According to recent data, wage growth in the UK did not keep pace with rising living costs between November and January.
Wage growth in the UK increased, but when rising costs were factored in. Regular pay fell 1% from a year ago, according to the Office for National Statistics. It comes amid fears that the conflict in Ukraine would drive up household energy and food costs even further.
The new numbers also reveal that the number of unemployed persons in the UK has decreased to levels seen before the outbreak.
According to the ONS, there were 1.34 million unemployed in the three months leading up to January. Down from 1.36 million in December to February 2020.
In the most recent quarter, the unemployment rate fell to 3.9 percent, while job openings reached a new high.

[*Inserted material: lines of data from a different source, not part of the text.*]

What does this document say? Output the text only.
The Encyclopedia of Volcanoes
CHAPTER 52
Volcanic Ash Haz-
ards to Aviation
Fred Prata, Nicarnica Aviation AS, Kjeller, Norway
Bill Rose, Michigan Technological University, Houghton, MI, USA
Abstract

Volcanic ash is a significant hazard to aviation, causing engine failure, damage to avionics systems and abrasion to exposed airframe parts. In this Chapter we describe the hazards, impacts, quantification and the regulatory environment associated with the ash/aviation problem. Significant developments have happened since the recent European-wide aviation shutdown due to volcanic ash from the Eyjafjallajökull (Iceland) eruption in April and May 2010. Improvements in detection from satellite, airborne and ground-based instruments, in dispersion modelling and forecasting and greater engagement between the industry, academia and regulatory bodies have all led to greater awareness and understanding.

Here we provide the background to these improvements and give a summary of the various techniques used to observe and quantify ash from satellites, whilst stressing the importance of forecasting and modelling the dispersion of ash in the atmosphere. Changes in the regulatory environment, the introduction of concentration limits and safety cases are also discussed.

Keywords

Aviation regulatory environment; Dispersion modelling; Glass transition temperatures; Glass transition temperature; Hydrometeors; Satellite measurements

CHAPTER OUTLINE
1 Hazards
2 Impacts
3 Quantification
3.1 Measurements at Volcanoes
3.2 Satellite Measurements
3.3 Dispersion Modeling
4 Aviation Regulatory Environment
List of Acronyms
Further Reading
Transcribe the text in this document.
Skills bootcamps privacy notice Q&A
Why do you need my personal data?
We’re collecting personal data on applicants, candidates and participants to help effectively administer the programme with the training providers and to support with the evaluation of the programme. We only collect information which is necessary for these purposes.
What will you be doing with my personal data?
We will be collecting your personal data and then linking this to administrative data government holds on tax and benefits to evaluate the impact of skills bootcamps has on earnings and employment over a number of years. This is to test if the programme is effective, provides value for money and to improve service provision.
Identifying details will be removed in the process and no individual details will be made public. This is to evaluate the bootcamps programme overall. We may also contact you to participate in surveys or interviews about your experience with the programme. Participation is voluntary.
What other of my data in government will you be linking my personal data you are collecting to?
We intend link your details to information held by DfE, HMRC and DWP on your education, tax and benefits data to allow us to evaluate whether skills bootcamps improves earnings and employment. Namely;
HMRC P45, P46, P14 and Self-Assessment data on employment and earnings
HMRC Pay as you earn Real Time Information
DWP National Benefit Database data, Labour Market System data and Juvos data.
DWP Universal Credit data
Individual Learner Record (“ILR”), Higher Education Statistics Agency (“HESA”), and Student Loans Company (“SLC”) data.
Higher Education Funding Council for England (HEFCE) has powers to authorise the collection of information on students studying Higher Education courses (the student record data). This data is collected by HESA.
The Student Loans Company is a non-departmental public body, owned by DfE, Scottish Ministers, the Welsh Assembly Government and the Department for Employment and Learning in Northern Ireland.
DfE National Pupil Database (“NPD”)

Employees’ normal compensation, excluding incentives, increased by 3.8 percent between November and January, according to the ONS.
However, rising food, energy, and home goods prices have pushed inflation to a 30-year high. This evaluates how the cost of living varies over time. Prices increased by 5.5 percent in the year to January, compared to 5.4 percent in December. This is putting more strain on household budgets.
The Resolution Foundation, a think tank, has warned that the burden on employees will get harsher, with those on low incomes being the most vulnerable to rising costs.
Fall In Unemployment
According to the ONS, the number of unemployed persons fell below pre-pandemic levels for the first time in February. While the number of pay-roll employees increased sharply again.
“However, the number of people out of work and not seeking for work climbed again. Meaning total employment remained well below its pre-pandemic level,” said Grant Fitzner, chief economist at the ONS.
Early estimates from the ONS for February 2022 suggested that median monthly salary was £2,041, up 5.1 percent from the same period last year.
According to a recent study from the Institute for Fiscal Studies, public sector employees, in particular, are facing compensation cutbacks after rising prices are factored in.